Después hablamos de otras cosas y tomamos otro par de cervezas. Al cabo de una hora sonaba algo bueno en la máquina y le propuse que bailáramos. Por segunda vez en la noche me dijo «malos dados». Más tarde pensé en esa frase. Sin duda procedía de la jerga de los jugadores de dados. Seguramente en un principio significaría «juego sucio», como un aviso, como cuando no se hacen rodar los dados como es debido. «¡Malos dados!» O como cuando un árbitro de béisbol pita falta por una pelota rasa a la altura de los pantalones. «¡Bola mala!» Más tarde recibí aún otra negativa, como «ni hablar, de eso nada». Pero ¿hasta dónde había excavado ella en la etimología de esas palabras? ¿Había dicho un no categórico o estaba pitando falta? No estaba yo muy seguro.

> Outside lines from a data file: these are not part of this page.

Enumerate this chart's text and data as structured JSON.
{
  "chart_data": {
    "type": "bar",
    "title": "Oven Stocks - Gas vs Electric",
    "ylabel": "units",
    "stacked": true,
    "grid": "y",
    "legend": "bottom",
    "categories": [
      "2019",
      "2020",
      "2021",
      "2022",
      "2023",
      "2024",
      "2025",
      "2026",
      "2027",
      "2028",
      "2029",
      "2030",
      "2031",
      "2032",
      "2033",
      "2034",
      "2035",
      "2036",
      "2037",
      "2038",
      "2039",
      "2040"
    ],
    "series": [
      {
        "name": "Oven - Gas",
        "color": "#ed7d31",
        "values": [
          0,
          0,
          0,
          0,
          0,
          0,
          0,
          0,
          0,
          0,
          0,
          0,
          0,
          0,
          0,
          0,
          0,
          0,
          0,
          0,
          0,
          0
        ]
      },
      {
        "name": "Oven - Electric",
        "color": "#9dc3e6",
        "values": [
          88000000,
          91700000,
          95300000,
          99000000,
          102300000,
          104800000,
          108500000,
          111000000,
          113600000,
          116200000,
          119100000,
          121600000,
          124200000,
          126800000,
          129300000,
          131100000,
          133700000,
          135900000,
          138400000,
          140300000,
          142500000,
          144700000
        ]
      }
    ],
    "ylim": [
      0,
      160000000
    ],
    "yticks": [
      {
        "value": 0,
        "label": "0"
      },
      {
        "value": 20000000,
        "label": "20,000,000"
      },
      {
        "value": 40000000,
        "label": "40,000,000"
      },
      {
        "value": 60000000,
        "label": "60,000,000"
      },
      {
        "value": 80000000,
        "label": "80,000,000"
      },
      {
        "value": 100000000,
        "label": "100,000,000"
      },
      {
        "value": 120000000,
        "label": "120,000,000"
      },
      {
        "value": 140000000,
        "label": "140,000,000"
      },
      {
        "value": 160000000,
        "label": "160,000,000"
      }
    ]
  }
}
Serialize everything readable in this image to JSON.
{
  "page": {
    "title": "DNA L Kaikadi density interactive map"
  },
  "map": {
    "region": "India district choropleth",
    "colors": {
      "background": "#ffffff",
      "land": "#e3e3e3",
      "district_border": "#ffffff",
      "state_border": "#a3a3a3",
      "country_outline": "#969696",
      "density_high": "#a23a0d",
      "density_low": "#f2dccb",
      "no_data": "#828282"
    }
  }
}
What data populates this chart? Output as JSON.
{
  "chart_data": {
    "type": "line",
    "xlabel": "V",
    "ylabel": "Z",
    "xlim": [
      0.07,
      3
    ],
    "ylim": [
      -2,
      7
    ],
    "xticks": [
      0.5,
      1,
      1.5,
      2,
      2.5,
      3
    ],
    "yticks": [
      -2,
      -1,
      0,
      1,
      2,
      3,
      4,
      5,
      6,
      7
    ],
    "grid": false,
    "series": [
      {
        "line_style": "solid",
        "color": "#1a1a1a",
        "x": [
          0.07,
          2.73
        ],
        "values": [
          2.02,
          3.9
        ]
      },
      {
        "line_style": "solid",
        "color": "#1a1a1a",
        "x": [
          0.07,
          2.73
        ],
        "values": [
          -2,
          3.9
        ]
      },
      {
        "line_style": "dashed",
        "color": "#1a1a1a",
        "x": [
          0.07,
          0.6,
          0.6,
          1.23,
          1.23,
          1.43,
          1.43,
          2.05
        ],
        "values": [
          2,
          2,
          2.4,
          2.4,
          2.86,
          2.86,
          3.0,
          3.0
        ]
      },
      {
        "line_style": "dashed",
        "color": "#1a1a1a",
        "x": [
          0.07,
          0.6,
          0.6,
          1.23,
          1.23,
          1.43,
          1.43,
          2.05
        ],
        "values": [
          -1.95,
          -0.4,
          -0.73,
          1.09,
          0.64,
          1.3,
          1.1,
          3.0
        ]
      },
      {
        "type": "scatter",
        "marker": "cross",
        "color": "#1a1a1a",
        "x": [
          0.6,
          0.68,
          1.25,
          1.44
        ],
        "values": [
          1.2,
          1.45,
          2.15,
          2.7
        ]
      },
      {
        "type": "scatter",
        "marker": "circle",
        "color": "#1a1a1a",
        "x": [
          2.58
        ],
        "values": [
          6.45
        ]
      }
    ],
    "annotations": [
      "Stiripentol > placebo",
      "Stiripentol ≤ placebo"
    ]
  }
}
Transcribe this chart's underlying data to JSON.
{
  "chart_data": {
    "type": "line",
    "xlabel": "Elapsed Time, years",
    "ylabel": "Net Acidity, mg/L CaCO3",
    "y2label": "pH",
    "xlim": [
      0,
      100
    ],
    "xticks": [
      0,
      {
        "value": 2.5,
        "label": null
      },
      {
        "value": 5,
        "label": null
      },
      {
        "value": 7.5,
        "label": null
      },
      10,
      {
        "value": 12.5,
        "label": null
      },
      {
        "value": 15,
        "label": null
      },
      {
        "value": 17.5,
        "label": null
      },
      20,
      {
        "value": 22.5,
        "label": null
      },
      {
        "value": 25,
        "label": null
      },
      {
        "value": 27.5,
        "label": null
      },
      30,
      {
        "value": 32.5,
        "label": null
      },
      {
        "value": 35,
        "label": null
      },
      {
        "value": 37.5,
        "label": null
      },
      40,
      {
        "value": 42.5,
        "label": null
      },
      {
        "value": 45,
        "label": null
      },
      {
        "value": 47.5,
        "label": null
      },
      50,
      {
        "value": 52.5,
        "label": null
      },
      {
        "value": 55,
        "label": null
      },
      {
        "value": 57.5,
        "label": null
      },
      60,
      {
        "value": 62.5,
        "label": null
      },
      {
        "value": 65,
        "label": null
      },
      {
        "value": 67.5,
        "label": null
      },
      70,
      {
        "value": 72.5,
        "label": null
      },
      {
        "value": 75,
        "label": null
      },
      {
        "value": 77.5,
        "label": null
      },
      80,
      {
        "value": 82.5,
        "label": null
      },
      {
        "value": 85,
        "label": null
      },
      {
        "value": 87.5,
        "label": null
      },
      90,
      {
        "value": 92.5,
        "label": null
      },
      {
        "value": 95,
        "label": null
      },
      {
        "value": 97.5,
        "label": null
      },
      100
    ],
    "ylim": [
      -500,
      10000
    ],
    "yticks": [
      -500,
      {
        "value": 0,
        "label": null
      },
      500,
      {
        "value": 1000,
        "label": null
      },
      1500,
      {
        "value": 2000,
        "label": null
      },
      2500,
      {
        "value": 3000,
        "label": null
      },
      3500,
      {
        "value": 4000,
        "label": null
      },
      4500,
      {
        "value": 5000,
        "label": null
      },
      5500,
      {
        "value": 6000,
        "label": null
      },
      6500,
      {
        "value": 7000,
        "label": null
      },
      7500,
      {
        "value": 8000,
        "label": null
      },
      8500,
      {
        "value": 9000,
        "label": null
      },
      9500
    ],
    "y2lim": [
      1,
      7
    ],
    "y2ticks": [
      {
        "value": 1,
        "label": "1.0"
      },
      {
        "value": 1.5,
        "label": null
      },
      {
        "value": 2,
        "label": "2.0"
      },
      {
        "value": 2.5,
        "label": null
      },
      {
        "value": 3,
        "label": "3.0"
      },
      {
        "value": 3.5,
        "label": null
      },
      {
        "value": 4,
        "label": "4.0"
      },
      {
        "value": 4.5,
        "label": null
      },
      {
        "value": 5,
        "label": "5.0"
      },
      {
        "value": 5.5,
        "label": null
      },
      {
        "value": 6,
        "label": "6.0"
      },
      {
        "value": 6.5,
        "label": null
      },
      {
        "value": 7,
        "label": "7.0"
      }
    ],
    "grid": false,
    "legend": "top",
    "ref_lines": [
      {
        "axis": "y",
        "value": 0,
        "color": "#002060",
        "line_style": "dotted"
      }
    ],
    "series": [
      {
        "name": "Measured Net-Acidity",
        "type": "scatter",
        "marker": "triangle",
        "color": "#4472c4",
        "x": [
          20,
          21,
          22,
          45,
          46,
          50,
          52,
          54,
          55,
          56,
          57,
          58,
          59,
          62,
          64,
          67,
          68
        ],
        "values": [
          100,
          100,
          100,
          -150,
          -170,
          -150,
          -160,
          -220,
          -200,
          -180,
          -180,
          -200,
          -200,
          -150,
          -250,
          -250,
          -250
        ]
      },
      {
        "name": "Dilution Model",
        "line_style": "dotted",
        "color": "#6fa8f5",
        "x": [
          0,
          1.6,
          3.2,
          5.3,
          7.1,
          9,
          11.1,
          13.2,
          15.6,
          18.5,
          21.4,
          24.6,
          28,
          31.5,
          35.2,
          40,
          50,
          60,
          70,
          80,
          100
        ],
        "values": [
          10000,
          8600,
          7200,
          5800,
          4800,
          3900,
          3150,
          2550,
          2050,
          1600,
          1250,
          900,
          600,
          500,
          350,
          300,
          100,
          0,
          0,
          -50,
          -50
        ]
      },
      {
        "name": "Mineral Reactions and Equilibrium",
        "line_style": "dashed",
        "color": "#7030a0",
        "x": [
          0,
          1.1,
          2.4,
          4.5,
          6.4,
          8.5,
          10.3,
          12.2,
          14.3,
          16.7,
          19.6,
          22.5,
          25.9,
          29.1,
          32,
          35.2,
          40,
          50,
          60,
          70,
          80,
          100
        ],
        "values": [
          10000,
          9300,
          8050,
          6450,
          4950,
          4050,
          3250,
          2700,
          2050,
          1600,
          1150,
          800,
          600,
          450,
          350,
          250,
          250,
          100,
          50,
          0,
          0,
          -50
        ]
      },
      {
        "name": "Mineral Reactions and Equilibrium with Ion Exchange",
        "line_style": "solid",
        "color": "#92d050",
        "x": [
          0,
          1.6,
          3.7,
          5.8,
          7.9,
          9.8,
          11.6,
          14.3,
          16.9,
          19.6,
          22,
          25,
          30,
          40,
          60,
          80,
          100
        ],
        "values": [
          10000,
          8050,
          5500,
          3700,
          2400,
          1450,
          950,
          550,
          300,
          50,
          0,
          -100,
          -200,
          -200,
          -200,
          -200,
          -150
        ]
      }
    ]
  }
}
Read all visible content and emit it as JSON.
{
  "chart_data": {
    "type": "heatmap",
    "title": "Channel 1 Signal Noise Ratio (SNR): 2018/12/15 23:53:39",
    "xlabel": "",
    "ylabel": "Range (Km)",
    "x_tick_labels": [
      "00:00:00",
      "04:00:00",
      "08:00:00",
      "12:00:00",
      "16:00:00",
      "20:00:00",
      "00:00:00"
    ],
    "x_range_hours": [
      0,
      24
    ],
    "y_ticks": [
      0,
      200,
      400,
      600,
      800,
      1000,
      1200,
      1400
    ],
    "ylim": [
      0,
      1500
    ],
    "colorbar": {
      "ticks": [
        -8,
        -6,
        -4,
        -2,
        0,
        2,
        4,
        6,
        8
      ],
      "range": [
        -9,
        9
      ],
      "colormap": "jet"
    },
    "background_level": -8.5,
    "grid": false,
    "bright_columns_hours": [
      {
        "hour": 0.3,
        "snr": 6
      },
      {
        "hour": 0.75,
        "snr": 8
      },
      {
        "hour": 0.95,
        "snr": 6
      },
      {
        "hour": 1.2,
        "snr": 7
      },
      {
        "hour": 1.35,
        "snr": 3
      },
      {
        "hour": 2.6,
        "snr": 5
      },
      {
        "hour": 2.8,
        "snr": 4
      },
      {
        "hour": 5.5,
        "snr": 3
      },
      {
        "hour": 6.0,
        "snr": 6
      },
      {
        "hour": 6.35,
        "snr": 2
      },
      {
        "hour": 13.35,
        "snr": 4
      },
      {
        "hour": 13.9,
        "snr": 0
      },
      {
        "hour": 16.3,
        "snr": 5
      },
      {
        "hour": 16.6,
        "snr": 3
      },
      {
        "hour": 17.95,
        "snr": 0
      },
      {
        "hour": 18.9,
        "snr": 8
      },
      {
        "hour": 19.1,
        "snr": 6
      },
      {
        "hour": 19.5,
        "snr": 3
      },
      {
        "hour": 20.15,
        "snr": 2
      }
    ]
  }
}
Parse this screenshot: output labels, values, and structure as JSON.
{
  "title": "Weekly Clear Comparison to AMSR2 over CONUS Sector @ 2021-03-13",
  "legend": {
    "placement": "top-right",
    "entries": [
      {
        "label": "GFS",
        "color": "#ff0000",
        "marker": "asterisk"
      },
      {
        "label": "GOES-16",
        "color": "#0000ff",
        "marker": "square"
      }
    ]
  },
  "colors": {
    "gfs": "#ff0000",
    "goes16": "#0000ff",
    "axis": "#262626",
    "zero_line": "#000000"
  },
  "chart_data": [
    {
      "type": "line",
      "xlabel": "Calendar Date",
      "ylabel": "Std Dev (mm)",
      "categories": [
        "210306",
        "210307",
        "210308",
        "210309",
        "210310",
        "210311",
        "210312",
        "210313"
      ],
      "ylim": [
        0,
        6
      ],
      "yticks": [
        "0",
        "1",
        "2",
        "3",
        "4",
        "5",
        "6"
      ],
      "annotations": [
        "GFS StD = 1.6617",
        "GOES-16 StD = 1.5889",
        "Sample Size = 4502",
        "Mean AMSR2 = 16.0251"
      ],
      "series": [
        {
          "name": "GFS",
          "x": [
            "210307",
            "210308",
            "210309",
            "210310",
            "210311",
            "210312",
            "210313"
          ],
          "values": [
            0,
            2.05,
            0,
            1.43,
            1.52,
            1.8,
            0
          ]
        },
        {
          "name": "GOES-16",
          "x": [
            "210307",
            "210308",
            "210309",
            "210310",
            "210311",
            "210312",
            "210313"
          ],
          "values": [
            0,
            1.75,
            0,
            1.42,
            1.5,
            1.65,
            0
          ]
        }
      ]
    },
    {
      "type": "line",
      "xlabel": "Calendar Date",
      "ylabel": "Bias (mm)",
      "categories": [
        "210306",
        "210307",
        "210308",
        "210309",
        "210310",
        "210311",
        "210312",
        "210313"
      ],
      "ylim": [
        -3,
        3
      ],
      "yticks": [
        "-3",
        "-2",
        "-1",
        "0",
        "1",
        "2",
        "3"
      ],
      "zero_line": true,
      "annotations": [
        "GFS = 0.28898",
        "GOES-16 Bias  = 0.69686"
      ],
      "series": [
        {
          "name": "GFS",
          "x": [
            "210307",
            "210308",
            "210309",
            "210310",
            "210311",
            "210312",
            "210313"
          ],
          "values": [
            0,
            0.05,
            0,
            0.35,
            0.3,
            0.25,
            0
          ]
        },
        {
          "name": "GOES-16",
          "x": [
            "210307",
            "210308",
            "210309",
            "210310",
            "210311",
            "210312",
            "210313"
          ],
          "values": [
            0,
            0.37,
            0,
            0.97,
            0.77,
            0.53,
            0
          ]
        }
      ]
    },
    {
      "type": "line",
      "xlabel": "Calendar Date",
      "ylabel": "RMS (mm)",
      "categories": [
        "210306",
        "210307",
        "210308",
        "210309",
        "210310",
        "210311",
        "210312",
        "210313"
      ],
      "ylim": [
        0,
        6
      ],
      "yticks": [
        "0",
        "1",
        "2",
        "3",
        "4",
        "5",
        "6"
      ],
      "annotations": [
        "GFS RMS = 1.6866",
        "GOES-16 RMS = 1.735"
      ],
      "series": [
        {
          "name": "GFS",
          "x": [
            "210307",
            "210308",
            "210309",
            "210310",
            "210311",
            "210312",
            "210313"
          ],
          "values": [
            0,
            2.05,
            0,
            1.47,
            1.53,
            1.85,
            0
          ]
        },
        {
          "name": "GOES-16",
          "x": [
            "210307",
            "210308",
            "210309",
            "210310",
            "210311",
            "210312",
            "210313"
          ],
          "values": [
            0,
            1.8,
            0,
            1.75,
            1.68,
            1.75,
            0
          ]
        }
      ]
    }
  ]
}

Llegué a la casa calado hasta los huesos, por lo que subí y tomé posesión de la habitación de Duke, me sequé con una toalla y me cambié de ropa enteramente. La habitación se hallaba en la parte delantera de la casa, más o menos en el centro. La ventana me ofrecía una vista al oeste, de todo el sendero de entrada. Al estar alto, podía ver por encima del muro. Distinguí a lo lejos un Lincoln Town Car. Se acercaba velozmente. Era negro. Llevaba los faros encendidos debido al mal tiempo. Paulie salió enfundado en su impermeable y abrió la puerta mucho antes, con lo que el coche pudo entrar sin pararse, deprisa. Paulie lo estaba esperando. Una llamada telefónica lo había avisado. Vi el vehículo acercarse hasta desaparecer debajo de mí. Luego me volví.

La habitación de Duke era cuadrada y sencilla, como casi todas las de la casa. Incluía revestimientos oscuros y una gran alfombra oriental. Un televisor y dos teléfonos. Exterior e interior, pensé. Las sábanas estaban inmaculadas y en ninguna parte había objetos personales, salvo la ropa del armario. Supuse que a primera hora de la mañana Beck le habría explicado a la criada los cambios en el personal. Le habría dicho que dejara ropa para mí.

Regresé a la ventana y unos cinco minutos después vi a Beck llegando en el Cadillac. Paulie volvía a estar listo. El enorme coche apenas tuvo que desacelerar. Tras él, Paulie hizo girar la puerta sobre sus goznes. Luego la cerró y aseguró el picaporte con un candado. Pese a que me encontraba a unos cien metros de la verja, alcancé a ver lo que hacía el grandullón. El Cadillac desapareció debajo de mí y giró en dirección a los garajes. Bajé a la planta baja. Imaginé que si Beck había regresado, sería hora de almorzar. Me figuré que si Paulie había cerrado a cal y canto era porque se reuniría con nosotros.